Donnerstag, 20. November 2008, 17:12:03 Uhr, NZZ Online
Mr. London, 30. März
Die vor kurzem pompös in Gegenwart der Königin gefeierte Einweihung der Abfertigungshalle 5 des Flughafens von Heathrow ist zu einem Albtraum geworden. British Airways (BA) musste am Sonntag warnend darauf hinweisen, dass die Abfertigung noch mehrere Tage erschwert sein werde. Zur Eröffnung am Donnerstag strandeten trotz einer Frühwarnung bereits Hunderte von Passagieren im neuen futuristischen Terminal, der von British Airways als neue «Erlebniswelt» gepriesen worden war. Flüge waren annulliert worden, weil die Gepäckabfertigung nicht funktioniert hatte. Am Sonntag wurden 37 Flüge abgesagt, am Montag sollen es über 50 sein. Insgesamt fällt ein Fünftel der Abflüge dem neuen Chaos zum Opfer.
Frustrierte Passagiere flogen nur mit Handgepäck weiter oder kehrten nach Hause zurück und liessen insgesamt 20 000 Gepäckstücke zurück, die erst noch nachgeliefert werden müssen. Der mit 68 Millionen Reisenden im Jahr grösste Flughafen Grossbritanniens und einer der grössten weltweit litt schon bisher mit seiner improvisierten Baracken-Architektur unter chronischem Chaos, Überfüllung und verlorenen Koffern.
Der Terminal 5, ein durch bürokratische Planung jahrelang verzögertes Prestigeprojekt und «grösster geschlossener Raum in Grossbritannien» ist exklusiv für British Airways reserviert und sollte hier Abhilfe schaffen. Aber trotz der langen Vorbereitungszeit fanden Gepäckträger und Passagiere wegen unverständlicher Wegweiser ihren Park- und Arbeitsplatz nicht, und die Schalter waren zunächst geschlossen. Die Auskunft für die Passagiere war einmal mehr wegen Inkompetenz bei Vorgesetzten und Personal rudimentär bis beleidigend. Die Abfertigungsschalter und Computer wurden geschlossen, und ankommende Reisende mussten zum Teil über zwei Stunden auf ihr Gepäck warten.

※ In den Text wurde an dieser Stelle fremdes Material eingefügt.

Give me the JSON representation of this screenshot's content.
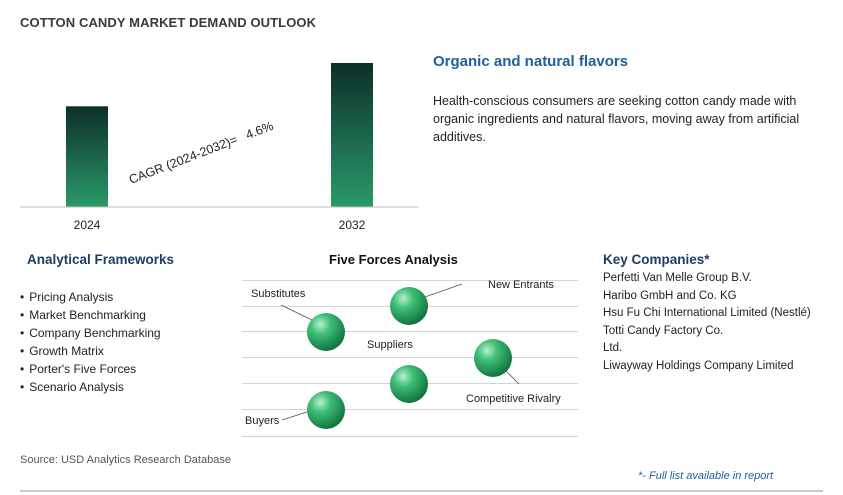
{
  "title": "COTTON CANDY MARKET DEMAND OUTLOOK",
  "chart_data": {
    "type": "bar",
    "categories": [
      "2024",
      "2032"
    ],
    "values": [
      1.0,
      1.43
    ],
    "cagr_label": "CAGR (2024-2032)=",
    "cagr_value": "4.6%",
    "bar_colors": [
      "#1e8a5e",
      "#0d2f2a"
    ]
  },
  "headline": "Organic and natural flavors",
  "description": "Health-conscious consumers are seeking cotton candy made with organic ingredients and natural flavors, moving away from artificial additives.",
  "frameworks": {
    "heading": "Analytical Frameworks",
    "items": [
      "Pricing Analysis",
      "Market Benchmarking",
      "Company Benchmarking",
      "Growth Matrix",
      "Porter's Five Forces",
      "Scenario Analysis"
    ]
  },
  "five_forces": {
    "heading": "Five Forces Analysis",
    "labels": {
      "substitutes": "Substitutes",
      "new_entrants": "New Entrants",
      "suppliers": "Suppliers",
      "competitive_rivalry": "Competitive Rivalry",
      "buyers": "Buyers"
    },
    "sphere_color": "#2fa866"
  },
  "key_companies": {
    "heading": "Key Companies*",
    "items": [
      "Perfetti Van Melle Group B.V.",
      "Haribo GmbH and Co. KG",
      "Hsu Fu Chi International Limited (Nestlé)",
      "Totti Candy Factory Co.",
      "Ltd.",
      "Liwayway Holdings Company Limited"
    ]
  },
  "source": "Source: USD Analytics Research Database",
  "footnote": "*- Full list available in report"
}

Als der Rückstau auf den 18 Kilometer langen Förderbändern einmal da war, konnte er nur noch schlimmer werden. Noch ist unklar, wieweit British Airways oder die inzwischen in spanischem Besitz befindliche Flughafengesellschaft BAA Schuld an einem offensichtlichen Ungenügen beim Training des Personals und bei der technischen Absicherung tragen. Da Heathrow aber schon bisher den schlechtesten Ruf unter britischen Flughäfen hatte, stellen sich bereits grundsätzliche Fragen über das seit langem umstrittene Monopol der BAA für die Londoner Flughäfen, die Zusammenarbeit mit BA und jenen britischen Anspruch, wonach man federführend in globalisierten Dienstleistungen bleiben will. Es ist – Stichwort Informatikskandale – nicht das erste Mal, dass Grossbritannien als Bananen-Monarchie bezeichnet wird.
Der Schaden für die bereits tiefer bewerteten Aktien und den Ruf von BA ist noch nicht absehbar. Das Projekt einer dritten Landepiste anstelle eines neuen Flughafens in der Themse-Mündung dürfte jetzt auf noch mehr Widerstand stossen. Umso bemerkenswerter ist der Mut von Air France, nun auch den an der westlichen Stadtgrenze von London gelegenen Flughafen Heathrow unter dem neuen Open-Sky-Abkommen für Nordatlantikflüge zu nützen.